Dodatkowo Komisja Europejska daje zielone światło dla wsparcia rolników, którzy zdecydują się na uprawy wieloletnie, które KE uważa za najbardziej wydajne. Kraje członkowskie będą mogły zwracać rolnikom połowę kosztów założenia takich plantacji.

Obecnie w UE uprawy roślin energetycznych zajmuj ą 1,2-1,3 mln hektarów, zaś określony przez KE limit powierzchni, do której należą się dopłaty, wynosi 1,5 mln hektarów. Komisja proponuje, by od 2007 roku podnieść go do dwóch milionów hektarów. Nie ma podziału tej kwoty na kraje, obowiązuje zasada: kto pierwszy, ten lepszy.

KE zachęca rolników do przejścia na uprawę roślin energetycznych, przewidując "eksplozję popytu" na tego rodzaju uprawy w nadchodzących latach. Z drugiej strony liczy na ograniczenie w ten sposób tradycyjnych upraw, sowicie wspieranych w starych krajach UE w ramach dopłat do produkcji.

Widząc zalety obowiązującego w Polsce i innych nowych krajach systemu dopłat bezpośrednich, liczonych od powierzchni gospodarstw, Komisja Europejska zaproponowała, by kraje mogły przedłużyć go na kolejne dwa lata, czyli do 2010 roku.

Komisarz UE ds. rolnictwa Mariann Fischer Boel nie ukrywa, że uważa ten system za prosty, skuteczny i zdecydowanie ułatwiający zarządzanie unijną polityką rolną. Docelowo ma on obowiązywać na wszystkich rynkach UE.

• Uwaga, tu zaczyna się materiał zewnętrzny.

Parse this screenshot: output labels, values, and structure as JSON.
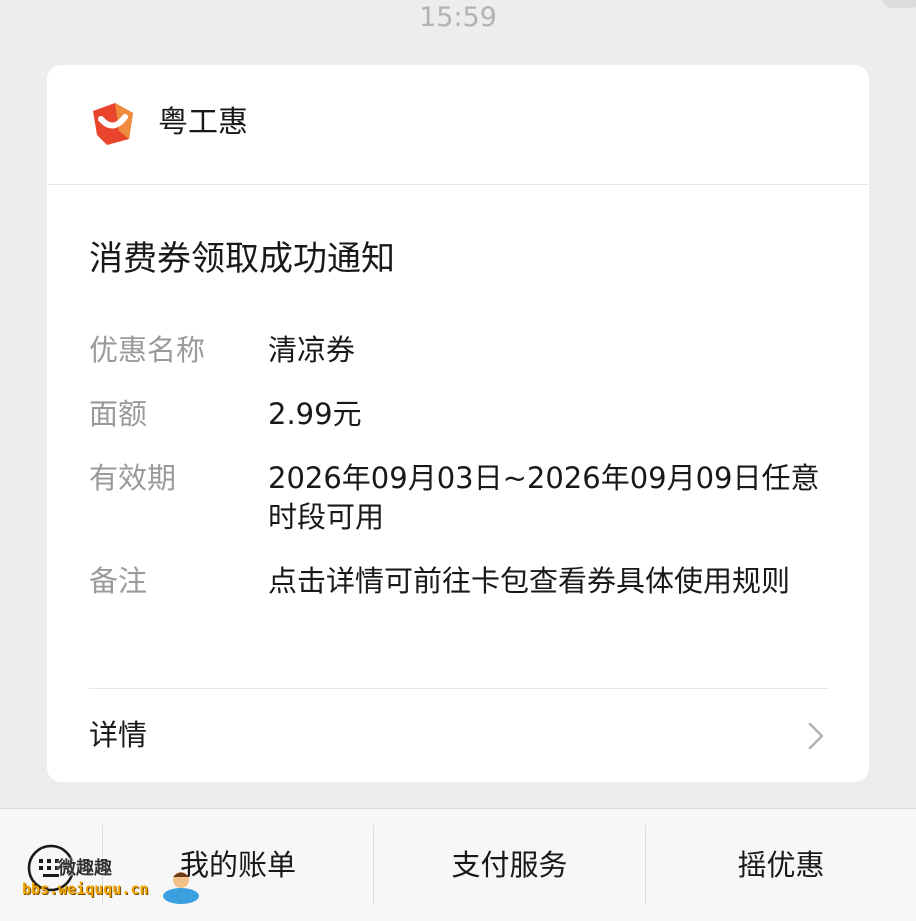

Obie propozycje Komisji Europejskiej muszą zatwierdzić kraje członkowskie; najpewniej stanie się to podczas październikowego spotkania ministrów rolnictwa UE w Luksemburgu.

KE poinformowała w piątek, że unijna grupa ekspertów ds. rynku zbożowego zgodziła się na sprzedaż 200 tys. ton pszenicy z unijnych magazynów interwencyjnych w dyspozycji Agencji Rynku Rolnego na potrzeby młynów. Ma to być jeden ze sposobów zapobiegania wzrostowi cen zbóż w związku z niedoborem w tym roku ocenianym na 3,-3,5 mln ton, w tym 2 mln ton pszenicy.